Como a figura do diabo aparece no discurso dessa religião?
Ronaldo de Almeida - Aparece sendo a causa dos males, e os males não têm muito a ver com ir para o inferno ou uma condenação pós-morte. Na verdade, o diabo causa problemas cotidianos que enfrentamos. De um lado, ele representa esses males, e, de outro, se tem uma performance ritual desses males. A referência sai das religiões afro-brasileiras ou espírita kardecista. Há uma manifestação diabólica naquele formato de Exu e Pomba Gira. Essa é a referência simbólica.
Qual a diferença do discurso sobre o diabo feito pela Igreja Universal do Reino de Deus em relação a outras religiões?
Ronaldo de Almeida - Acho que, no aspecto cristão, todo mundo fala de diabo, isso não é novidade. Na própria evangelização das Américas no período colonial português, demonizaram-se as práticas indígenas, por exemplo. Isso vem de longe, da Idade Média. Acho que a novidade que a Universal introduz, primeiro, é uma ênfase exacerbada em relação ao diabo, mais do que as outras religiões cristãs. Em segundo lugar, é a caracterização desse diabo em forma daquelas religiões que estão competindo com ela. Enquanto o diabo, nas outras religiões, é mais medieval, na Igreja Universal ele tem uma cara afro-brasileira.
Quem ou o que são esses demônios da Igreja Universal?
Ronaldo de Almeida - Do ponto de vista acadêmico, antropológico, a Igreja Universal acaba criando a própria performance do diabo, que só aparece desse jeito em seus cultos. A Universal diz que são manifestações de entidades afro-brasileiras. Quando se olha por um lado se parece, por exemplo, com uma Pomba Gira ou Exu, com as mãos cruzadas para trás ou com as mãos na cintura e gritando. De certa forma, isso nos remete às manifestações das entidades da umbanda, mas também há representações de outras coisas que não tem nada a ver com a umbanda, tem a ver com a dinâmica de uma Igreja evangélica. Há uma ênfase em que o exorcizado se ajoelhe, bata a cabeça para Jesus, além de uma combinação de uma série de outras coisas. De um ponto de vista não religioso, a impressão é de que a Igreja faz uma síntese entre uma prática religiosa cristã e as religiões afro. Daí a ideia da brincadeira do título é dizer que, de certa forma, a Universal produz aquilo que combate, fazendo com que a própria Igreja fique parecida com a religião que está combatendo. Os tais "demônios" são essas coisas que estão em nossas cabeças, que remoemos atacando o outro, mas que, na verdade, estamos falando de nós mesmos. Tenho essa leitura da Igreja Universal.

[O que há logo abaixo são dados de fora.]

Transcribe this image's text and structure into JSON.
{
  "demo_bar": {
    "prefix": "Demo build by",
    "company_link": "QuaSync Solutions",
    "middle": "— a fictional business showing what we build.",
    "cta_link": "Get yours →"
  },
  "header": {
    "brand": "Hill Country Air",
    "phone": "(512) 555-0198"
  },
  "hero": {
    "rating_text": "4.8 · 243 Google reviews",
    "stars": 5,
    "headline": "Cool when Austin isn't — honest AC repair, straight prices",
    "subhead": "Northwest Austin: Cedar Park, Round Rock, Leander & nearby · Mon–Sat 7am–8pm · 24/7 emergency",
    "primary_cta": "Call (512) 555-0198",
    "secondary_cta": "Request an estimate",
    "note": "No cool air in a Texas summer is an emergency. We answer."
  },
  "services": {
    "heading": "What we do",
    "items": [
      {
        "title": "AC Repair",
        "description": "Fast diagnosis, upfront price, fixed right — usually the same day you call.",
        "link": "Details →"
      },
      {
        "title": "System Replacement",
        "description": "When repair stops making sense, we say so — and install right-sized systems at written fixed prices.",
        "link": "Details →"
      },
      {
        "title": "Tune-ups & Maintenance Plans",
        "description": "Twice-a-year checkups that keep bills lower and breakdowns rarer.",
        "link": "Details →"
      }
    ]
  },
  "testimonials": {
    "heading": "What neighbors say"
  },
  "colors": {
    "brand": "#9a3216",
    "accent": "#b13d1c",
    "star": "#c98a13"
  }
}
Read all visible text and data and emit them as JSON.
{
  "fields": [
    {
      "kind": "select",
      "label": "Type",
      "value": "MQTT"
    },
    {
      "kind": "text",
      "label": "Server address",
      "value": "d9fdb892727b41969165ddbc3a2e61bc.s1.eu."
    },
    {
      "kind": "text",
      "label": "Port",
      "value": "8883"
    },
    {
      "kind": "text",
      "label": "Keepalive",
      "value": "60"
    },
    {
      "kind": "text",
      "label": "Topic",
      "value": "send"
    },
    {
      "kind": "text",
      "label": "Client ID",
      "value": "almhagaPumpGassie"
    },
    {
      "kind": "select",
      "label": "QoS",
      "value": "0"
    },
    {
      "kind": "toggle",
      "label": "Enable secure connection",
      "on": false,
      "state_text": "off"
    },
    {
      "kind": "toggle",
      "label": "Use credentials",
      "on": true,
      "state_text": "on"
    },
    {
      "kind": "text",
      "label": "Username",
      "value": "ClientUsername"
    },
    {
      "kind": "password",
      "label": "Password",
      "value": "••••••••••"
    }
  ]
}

Como o senhor define o universo simbólico construído pela Igreja Universal do Reino de Deus?
Ronaldo de Almeida - É bastante amplo. Estou dando uma ênfase a essa questão dos demônios exatamente por que estou dando uma ênfase à dimensão do conflito, da maneira como ela lida contra as outras religiões. Hoje isso está um pouco mais suave, pois a Universal sofreu reações, mas em sua formação, nos anos 1980 e 1990, ela viveu períodos de conflito. Na verdade, é uma Igreja que também motiva muito as pessoas a ter iniciativa própria, a enfrentar seus problemas financeiros, por exemplo. Mas em uma lógica muito empreendedora do que propriamente uma disciplina do trabalho que era o clássico de uma tradição protestante, a ênfase está em que você monte seu próprio negócio e tenha pretensões de ser chefe e empresário mais do que ser empregado. Há toda uma dimensão simbólica de um jeito de se comportar e se conduzir na vida material e econômica. Isso é uma coisa importante para a Igreja e que tem eficácia na vida de muitas pessoas.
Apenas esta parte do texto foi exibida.